In the early 80’s, Sam was able to secure employment as a commercial artist near Priscilla’s home in Virginia, primarily drawing retail sale items that would appear in the Washington Post. Sam took the bus to and from work. If he did not come home directly from the bus stop, Priscilla and her daughter Axa (Sam’s niece) would get in the car to look for him. At least once a neighbor called saying he had spotted Sam quite far from home, had stopped him, and was concerned about his behavior.
On June 21, 2016, Sam moved from Orlando, Florida to Massapequa, New York, renting a room from his niece Priscilla. After a stint in the hospital in 2022, he was transferred to Parkview Care and Rehabilitation center. Sam was convinced he would recover and insisted upon paying rent to his niece’s husband even though his room remained unoccupied. Most of all, Sam looked forward to going out for a good meal, with “real food.” Sam believed the pureed food served at the Rehab center was really mashed potatoes prepared in various colors to masquerade as other food – brown was to imitate steak, orange to imitate carrots and so on. Sam looked forward to returning to Olive Garden.

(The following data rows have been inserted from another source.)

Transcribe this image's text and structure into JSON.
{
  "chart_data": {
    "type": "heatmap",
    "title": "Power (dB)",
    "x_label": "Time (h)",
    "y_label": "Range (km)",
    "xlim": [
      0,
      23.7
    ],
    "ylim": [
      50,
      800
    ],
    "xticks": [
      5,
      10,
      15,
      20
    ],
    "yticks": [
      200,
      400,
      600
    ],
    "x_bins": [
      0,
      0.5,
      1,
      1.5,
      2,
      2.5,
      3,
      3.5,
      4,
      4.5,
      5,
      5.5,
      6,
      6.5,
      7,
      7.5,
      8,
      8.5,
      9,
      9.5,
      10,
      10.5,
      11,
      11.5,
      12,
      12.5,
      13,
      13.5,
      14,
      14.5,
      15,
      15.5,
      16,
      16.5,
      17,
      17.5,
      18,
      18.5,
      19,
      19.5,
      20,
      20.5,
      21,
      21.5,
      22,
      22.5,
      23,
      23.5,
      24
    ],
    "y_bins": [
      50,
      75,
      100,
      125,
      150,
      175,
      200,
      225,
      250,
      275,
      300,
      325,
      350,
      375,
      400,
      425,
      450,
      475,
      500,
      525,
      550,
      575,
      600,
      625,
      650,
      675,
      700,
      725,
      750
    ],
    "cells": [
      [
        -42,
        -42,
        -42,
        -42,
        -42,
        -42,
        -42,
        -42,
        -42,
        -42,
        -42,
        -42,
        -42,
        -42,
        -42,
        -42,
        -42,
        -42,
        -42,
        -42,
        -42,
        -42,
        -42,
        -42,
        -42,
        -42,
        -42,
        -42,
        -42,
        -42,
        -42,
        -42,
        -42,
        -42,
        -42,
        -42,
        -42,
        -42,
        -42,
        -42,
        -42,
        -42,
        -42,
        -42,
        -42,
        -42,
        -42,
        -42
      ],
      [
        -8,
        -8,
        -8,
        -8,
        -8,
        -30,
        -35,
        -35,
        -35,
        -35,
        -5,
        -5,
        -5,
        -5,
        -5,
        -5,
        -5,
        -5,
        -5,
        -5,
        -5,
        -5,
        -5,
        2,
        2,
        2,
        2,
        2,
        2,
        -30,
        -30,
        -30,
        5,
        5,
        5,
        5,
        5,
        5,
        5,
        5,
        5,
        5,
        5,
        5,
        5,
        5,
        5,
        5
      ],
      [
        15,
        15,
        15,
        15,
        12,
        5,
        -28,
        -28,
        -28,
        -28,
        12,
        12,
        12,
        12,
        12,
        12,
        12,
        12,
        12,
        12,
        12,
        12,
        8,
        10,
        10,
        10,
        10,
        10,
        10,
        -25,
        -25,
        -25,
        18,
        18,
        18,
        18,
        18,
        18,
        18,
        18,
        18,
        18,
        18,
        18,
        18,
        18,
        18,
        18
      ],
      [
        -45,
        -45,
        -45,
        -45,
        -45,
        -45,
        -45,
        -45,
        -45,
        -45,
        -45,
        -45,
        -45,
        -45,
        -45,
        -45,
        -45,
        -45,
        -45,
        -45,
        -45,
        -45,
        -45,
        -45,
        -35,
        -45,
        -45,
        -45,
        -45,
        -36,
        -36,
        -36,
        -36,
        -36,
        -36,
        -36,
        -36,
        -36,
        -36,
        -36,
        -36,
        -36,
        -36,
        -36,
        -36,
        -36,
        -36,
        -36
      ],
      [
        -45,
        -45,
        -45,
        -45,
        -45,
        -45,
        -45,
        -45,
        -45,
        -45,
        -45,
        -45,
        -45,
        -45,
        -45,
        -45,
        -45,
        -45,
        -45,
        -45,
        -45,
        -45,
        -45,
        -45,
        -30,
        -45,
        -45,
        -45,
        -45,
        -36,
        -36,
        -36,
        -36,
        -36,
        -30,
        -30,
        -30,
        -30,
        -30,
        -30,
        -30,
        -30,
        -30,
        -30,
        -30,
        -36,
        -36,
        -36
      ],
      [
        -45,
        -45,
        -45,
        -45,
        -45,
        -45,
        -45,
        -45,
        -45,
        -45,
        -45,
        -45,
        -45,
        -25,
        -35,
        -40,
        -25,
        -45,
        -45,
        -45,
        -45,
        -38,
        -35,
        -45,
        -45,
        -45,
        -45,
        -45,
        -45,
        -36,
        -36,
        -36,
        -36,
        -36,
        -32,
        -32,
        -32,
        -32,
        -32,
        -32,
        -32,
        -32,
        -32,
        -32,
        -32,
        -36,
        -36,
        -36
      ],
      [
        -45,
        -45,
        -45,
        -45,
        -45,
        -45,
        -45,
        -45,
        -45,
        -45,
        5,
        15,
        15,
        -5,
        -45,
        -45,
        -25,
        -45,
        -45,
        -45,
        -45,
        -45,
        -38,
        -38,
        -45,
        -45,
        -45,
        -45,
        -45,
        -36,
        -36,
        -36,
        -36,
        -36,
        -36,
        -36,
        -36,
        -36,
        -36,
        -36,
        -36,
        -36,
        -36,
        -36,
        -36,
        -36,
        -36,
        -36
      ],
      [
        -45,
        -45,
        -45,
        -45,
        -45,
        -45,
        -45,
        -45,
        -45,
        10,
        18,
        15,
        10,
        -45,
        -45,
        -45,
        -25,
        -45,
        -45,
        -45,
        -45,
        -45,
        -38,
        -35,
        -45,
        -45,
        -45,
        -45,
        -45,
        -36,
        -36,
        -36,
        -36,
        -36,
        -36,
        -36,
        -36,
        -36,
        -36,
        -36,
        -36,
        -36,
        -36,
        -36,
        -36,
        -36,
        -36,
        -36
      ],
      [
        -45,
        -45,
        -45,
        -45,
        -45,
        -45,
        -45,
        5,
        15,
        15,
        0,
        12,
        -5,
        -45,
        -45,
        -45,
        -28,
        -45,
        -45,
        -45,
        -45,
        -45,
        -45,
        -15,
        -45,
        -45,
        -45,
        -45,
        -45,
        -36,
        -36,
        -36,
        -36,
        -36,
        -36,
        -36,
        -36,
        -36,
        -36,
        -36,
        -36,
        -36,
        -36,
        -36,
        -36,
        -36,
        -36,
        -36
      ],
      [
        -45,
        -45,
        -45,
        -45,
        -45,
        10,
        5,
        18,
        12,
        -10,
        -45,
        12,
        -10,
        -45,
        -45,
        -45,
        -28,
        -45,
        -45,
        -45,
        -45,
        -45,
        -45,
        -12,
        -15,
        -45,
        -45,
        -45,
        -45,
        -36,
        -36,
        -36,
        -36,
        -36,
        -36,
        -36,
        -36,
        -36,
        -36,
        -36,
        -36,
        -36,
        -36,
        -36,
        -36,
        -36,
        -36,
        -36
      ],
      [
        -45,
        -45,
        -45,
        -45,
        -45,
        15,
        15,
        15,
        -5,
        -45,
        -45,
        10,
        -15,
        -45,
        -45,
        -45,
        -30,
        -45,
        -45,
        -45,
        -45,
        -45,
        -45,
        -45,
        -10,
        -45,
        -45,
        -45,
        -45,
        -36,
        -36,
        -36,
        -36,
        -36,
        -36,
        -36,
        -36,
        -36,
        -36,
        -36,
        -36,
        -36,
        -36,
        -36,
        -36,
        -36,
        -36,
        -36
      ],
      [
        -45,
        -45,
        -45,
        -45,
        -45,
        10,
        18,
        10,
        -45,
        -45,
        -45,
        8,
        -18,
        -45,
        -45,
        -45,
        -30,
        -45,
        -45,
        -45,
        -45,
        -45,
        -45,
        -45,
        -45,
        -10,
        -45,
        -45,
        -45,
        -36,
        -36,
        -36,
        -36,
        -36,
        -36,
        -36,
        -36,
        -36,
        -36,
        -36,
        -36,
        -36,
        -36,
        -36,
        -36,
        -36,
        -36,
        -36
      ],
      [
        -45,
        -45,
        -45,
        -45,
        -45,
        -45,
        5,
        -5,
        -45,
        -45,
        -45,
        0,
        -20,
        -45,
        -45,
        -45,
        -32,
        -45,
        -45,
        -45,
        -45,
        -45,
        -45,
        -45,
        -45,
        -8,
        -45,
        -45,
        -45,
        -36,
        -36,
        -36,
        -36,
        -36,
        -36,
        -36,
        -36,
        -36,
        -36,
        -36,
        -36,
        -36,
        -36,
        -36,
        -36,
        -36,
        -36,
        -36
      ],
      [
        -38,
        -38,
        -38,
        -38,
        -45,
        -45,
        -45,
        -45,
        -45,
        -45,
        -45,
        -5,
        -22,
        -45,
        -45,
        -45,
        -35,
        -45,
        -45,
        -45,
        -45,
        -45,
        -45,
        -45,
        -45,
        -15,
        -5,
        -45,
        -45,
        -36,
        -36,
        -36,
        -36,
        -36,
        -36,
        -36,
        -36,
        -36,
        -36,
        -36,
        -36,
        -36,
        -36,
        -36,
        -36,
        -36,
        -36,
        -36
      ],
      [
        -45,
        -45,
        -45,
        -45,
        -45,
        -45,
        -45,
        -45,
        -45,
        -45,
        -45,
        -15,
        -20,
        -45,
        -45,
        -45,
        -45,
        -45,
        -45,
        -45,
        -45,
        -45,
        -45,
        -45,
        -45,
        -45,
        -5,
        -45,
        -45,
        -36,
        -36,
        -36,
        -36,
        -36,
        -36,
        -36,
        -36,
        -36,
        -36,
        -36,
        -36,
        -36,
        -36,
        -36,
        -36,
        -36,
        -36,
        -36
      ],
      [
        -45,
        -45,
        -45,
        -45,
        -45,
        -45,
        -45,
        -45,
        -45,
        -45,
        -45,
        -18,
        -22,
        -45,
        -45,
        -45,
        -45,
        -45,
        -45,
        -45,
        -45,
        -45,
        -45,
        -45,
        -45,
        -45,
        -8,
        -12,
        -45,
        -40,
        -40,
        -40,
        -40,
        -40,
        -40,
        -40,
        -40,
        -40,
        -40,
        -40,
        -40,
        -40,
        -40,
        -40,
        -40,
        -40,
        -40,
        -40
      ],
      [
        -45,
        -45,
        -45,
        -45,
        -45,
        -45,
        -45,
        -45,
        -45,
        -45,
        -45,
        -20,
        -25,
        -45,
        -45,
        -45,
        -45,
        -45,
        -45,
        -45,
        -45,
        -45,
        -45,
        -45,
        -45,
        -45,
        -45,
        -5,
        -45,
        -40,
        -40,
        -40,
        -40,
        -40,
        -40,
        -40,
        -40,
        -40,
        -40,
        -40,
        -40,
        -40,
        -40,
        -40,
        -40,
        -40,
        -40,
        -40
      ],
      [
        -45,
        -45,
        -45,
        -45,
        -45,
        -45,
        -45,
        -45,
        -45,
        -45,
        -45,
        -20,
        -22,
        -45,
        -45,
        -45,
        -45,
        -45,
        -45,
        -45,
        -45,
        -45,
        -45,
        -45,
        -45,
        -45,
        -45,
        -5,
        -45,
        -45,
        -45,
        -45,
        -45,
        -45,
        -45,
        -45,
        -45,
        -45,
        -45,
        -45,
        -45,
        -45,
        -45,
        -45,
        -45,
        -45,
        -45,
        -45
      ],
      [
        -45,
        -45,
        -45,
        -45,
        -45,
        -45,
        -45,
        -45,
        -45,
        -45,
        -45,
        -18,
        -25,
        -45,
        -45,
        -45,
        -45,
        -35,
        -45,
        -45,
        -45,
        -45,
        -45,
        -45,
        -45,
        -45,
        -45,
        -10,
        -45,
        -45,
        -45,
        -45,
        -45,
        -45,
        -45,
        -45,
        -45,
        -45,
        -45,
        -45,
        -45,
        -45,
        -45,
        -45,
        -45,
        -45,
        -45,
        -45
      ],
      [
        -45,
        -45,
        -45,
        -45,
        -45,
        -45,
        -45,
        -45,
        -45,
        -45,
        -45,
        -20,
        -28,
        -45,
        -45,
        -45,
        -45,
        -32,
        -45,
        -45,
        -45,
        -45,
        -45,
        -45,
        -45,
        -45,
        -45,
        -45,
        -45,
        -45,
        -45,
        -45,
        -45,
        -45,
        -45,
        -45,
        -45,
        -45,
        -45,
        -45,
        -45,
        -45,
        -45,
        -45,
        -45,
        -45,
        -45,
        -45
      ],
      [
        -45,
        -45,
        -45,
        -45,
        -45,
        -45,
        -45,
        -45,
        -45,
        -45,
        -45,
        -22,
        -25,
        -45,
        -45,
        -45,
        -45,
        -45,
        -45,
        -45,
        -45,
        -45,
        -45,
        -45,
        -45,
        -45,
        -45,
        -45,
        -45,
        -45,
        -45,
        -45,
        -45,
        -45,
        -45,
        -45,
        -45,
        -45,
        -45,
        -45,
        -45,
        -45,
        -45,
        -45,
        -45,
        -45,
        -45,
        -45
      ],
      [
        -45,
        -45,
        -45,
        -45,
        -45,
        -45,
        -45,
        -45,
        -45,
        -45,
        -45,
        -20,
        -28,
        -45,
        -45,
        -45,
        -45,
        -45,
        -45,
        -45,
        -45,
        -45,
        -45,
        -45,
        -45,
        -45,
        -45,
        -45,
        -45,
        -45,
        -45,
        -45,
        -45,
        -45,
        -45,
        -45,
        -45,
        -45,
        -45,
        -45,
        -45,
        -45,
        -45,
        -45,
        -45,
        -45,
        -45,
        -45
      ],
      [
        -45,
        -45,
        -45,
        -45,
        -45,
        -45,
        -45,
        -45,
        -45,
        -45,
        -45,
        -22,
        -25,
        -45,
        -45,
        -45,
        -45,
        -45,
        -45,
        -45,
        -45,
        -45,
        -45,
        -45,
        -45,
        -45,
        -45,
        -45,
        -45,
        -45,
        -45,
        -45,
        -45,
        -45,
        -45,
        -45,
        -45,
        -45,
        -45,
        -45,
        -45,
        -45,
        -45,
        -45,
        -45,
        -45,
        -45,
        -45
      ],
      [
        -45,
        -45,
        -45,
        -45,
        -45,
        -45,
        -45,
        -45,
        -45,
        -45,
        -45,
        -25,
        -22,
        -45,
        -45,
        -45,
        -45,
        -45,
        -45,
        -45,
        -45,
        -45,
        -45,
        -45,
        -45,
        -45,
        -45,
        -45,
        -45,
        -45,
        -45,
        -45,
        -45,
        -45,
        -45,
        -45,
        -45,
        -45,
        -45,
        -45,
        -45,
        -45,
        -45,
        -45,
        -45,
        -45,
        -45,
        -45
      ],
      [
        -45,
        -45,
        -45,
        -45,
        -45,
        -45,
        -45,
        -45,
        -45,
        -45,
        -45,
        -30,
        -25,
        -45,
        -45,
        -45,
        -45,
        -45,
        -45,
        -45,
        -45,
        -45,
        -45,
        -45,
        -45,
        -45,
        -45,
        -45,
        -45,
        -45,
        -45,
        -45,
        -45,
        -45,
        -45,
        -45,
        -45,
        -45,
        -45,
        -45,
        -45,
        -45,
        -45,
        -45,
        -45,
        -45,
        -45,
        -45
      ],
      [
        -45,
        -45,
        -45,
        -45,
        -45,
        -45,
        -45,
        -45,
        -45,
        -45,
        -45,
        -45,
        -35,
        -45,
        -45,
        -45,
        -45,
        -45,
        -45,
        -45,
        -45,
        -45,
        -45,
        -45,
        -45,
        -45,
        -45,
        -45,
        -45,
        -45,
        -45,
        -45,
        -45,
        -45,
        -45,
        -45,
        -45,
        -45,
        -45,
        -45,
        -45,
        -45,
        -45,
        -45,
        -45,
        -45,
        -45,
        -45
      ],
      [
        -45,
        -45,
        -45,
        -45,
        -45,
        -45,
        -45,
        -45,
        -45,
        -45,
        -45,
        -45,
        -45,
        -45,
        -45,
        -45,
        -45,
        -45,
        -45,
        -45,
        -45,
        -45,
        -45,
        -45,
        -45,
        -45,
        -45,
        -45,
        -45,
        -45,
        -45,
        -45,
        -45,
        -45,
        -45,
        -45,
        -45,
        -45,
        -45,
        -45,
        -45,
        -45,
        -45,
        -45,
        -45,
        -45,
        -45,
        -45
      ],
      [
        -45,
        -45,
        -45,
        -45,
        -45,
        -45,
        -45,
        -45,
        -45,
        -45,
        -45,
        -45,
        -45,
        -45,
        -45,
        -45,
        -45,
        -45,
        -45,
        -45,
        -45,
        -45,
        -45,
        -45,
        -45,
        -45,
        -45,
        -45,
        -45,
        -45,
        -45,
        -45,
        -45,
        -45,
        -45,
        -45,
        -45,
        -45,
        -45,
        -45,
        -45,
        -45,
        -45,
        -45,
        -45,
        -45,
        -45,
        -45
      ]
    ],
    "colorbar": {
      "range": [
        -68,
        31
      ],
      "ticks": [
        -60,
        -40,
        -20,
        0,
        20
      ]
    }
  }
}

A Democrat, Sam held strong convictions about the integrity of Obama and Biden, expressing disdain for what he perceived as dirty tricks by Trump. Despite never marrying, Sam’s concern for his appearance persisted, contemplating teeth-fixing and even considering joining a Hair Club.
Unfortunately, on December 14, 2023, Sam passed away at the age of 79, after a two-week battle in the hospital to gain control of RSV, COPD, fibrosis, chronic lung disease, pneumonia and inflammation.